A top-flight driver for seven decades, Len Duncan (July 25, 1911 – August 1, 1998) of Lansdale, Pennsylvania, could always be counted upon to drive with skill and daring. One of the most popular campaigners in winged and wingless Midgets, Duncan also devoted a good deal of his time to helping young drivers develop and no less than fellow EMPA Hall of Fame driver Mario Andretti has credited him with having a great influence on his career.
Known as “The Dean of Midget Racing,” Duncan – who sported a pencil-thin moustache – began racing in 1928 on the West Coast and gravitated to the Midgets in the early 1930s when they became all the rage. But he was also a first-rate driver in late 1930s Big Car (Sprint Car) racing in the unique No. 73 Della Torre Thunderbird Hisso. In the 1954 Indianapolis 500 he started 26th in Ray Brady’s cream, black and red No. 33 Offenhauser and was credited for finishing 31st when he dropped out after 101 laps with brake problems.

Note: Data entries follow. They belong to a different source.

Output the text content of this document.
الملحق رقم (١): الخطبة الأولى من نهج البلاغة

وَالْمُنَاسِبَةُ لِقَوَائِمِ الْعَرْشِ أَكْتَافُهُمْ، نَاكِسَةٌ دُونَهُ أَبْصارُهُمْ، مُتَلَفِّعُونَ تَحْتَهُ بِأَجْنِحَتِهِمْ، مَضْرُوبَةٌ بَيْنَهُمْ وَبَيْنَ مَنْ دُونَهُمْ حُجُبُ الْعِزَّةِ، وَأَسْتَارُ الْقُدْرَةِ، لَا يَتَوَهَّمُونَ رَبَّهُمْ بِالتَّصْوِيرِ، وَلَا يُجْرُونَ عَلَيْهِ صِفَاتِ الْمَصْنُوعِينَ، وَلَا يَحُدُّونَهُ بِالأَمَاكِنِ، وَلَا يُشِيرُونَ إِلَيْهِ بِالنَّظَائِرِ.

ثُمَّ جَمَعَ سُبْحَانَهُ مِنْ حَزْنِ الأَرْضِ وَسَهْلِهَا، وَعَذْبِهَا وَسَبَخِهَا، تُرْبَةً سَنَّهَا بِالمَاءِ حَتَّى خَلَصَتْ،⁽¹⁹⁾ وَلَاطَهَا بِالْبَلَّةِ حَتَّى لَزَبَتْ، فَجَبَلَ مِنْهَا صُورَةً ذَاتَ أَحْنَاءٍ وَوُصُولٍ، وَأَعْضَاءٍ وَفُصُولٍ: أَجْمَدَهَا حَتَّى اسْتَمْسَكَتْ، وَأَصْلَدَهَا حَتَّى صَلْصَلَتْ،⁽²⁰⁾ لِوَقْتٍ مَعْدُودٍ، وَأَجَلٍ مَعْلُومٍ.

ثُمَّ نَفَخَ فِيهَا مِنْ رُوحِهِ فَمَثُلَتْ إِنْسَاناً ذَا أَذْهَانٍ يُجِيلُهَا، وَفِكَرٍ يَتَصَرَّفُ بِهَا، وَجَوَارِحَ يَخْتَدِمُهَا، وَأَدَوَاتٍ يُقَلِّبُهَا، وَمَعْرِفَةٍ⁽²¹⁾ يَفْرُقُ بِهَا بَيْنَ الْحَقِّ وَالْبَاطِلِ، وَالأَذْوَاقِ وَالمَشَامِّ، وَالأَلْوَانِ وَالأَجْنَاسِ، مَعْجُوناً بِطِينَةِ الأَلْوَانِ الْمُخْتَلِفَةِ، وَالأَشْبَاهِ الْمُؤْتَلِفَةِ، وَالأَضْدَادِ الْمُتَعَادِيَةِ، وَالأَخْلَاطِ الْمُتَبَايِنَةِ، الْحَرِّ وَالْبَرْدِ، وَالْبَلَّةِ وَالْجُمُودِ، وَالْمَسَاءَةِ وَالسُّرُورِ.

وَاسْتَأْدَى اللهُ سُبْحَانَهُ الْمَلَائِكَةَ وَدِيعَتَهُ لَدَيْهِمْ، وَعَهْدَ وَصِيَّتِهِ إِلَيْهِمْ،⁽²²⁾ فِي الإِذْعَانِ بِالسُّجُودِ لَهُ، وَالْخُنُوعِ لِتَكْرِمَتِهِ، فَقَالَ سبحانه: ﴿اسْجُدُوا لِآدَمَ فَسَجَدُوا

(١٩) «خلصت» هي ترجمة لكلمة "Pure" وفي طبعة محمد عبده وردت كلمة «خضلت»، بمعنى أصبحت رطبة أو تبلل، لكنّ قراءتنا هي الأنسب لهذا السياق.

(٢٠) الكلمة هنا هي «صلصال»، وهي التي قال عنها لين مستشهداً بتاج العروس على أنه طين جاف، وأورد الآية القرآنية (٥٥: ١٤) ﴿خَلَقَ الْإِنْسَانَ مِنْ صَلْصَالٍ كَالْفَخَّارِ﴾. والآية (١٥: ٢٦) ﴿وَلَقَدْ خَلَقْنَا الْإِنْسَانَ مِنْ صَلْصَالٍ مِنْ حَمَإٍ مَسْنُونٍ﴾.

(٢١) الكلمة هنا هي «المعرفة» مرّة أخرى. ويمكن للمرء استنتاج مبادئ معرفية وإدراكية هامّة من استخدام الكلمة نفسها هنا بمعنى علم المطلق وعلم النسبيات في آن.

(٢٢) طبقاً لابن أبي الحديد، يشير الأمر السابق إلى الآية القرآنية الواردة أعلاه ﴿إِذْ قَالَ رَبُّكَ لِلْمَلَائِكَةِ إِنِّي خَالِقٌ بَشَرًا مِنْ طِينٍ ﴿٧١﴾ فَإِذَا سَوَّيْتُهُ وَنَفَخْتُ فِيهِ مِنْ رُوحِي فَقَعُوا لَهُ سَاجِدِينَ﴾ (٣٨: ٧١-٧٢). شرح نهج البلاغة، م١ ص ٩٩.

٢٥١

However, it was in the Mighty Midgets where Duncan was most successful and he raced not only on the nation’s outdoor short tracks of dirt and asphalt configuration but also on the indoor circuits that were quite popular during the winter months in the late 1940s and 1950s at major arenas and armories throughout the East.
Duncan drove a variety of first-class Offy-powered Midgets such as Mike Caruso’s black No. 3 and Jerry Willetts white and blue No. 31 “Sugar Blues.” He also drove for fellow EMPA Hall of Fame members Ken Hickey (No. 19), Ken Brenn Sr. (No. 24) and Ed Darrell (No. 83). When he retired from driving in the 1980s he had more than 500 feature-race victories, including an impressive 58 in American Racing Driver’s Club competition.
These victories, of course, also helped Duncan to win several Midget titles and in this regard he was the American Automobile Association’s three-time (1953-1955) Eastern Midget Champion and he was the ARDC Champion eight times (1955, 1958-1959, 1961-1964 & 1967).
But of all of these things that Duncan was most proud of it was his assignment during World War II to be the personal driver for President Harry S. Truman when he made a trip to occupied Potsdam, Germany, in late July 1945 to meet with British Prime Ministers Winston Churchill and Clement Attlee, and Russian Communist Party General Secretary Joseph Stalin.
A Sergeant in the U.S. Army, Duncan was recruited for this duty as it was known that he was more than capable in handling the duties behind a steering wheel, which made great deal of sense to the American military and U.S. Secret Service should Truman need to be quickly taken to a safe location in the event of wartime difficulties during the Potsdam Conference.
Then, after the war, Duncan took up right where he left off as a race-car driver as he won the American Automobile Association’s 100-mile Midget race in 1946 on the old one-mile dirt Trenton (N.J.) Fairgrounds track in Hickey’s Ford V-8 60 “rail job.”
Duncan is also remembered for being the subject of a famous accident photograph that was taken in 1972 at the old five-eighths-mile dirt Flemington (N.J.) Speedway.
While racing between the first and second turns, the 60-year-old driver’s roll-cage-equipped No. 83 Darrell-owned Midget flipped wildly into the air. On the scene that day was fellow EMPA Hall of Famer Walt Chernokal whose photographs of Duncan high in flight were printed in “Area Auto Racing News” as well as in hundreds of newspapers throughout the United States and internationally, including in one of German’s major magazines.
Len Duncan’s full Midget career ended in 1982 in Hickey’s No. 19 Offy. And his last years as a driver were spent with the American Three-Quarter Midget Racing Association that recognizes his overall accomplishments with its annual Len Duncan Memorial race.